Após sessão de espancamento, engenheiro vai à delegacia impedir que mulher denuncie agressões

No entanto, ele foi preso em flagrante e responde por 4 crimes

Renan Nucci Publicado em 04/06/2021, às 15h38

Delegacia da Mulher fica na Casa da Mulher Brasileira, em Campo Grande
Delegacia da Mulher fica na Casa da Mulher Brasileira, em Campo Grande - Divulgação

Engenheiro eletricista de 28 anos foi preso em flagrante na manhã desta sexta-feira (04), em Campo Grande, enquanto tentava impedir a esposa de registrar boletim de ocorrência contra ele, por várias agressões ocorridas durante a madrugada. Ele seguiu a vítima até a recepção da Casa da Mulher Brasileira e tentou coagi-la, mas se deu mal e agora responde por quatro crimes, dentre os quais lesão corporal, ameaça, cárcere privado e injúria.
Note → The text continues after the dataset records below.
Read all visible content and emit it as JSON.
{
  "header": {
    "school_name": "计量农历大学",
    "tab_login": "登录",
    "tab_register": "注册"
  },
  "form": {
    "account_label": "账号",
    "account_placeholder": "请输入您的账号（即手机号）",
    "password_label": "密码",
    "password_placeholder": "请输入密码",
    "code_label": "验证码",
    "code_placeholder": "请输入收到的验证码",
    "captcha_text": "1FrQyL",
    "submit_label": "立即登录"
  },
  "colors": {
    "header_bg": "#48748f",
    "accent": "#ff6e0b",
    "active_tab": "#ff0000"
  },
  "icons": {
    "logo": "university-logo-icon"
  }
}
Conforme nota divulgada pela Deam (Delegacia de Atendimento à Mulher), motivado por ciúmes, o homem agrediu a companheira na madrugada. Como a casa estava trancada, a vítima fugiu pela janela, mas foi perseguida até a rua e arrastada novamente para o imóvel, sendo puxada pelos braços, cabelos e roupas. Lá, foi jogada de volta para dentro pela janela e atacada com ainda mais violência.

O autor a agrediu com socos e tapas no rosto e na cabeça, bem como bateu a cabeça dela contra a parede, provocando lesões. Como se não bastasse, ainda proferiu palavras de baixo calão e chegou a rasgar as vestes, deixando-a seminua. Após a sessão de espancamento, trancou a vítima no quarto e escondeu a chave.

De manhã, quando ele saiu para trabalhar, a mulher conseguiu pedir ajuda a familiares e foi encaminhada à Deam. No entanto, o homem rastreou a localização dela pelo GPS do celular e foi até à Casa da Mulher Brasileira, na tentativa de convencê-la a desistir de denunciá-lo. 

A família ficou assustada, tendo em vista que o homem já havia ameaçado matar a mãe e a irmã dela. Diante dos fatos, ele foi autuado em flagrante pela Polícia Civil. “Em interrogatório,  confirmou a situação de ciúmes, bem como teria desferido um tapa no rosto da vítima, negando as demais agressões. Sobre monitorar a vítima pelo GPS alegou que era um sistema de segurança que ambos usavam e um podia monitorar o outro, mas a  vítima relatou possessividade  e intenso controle de sua pessoa e ações por parte do marido”, disse a polícia em nota.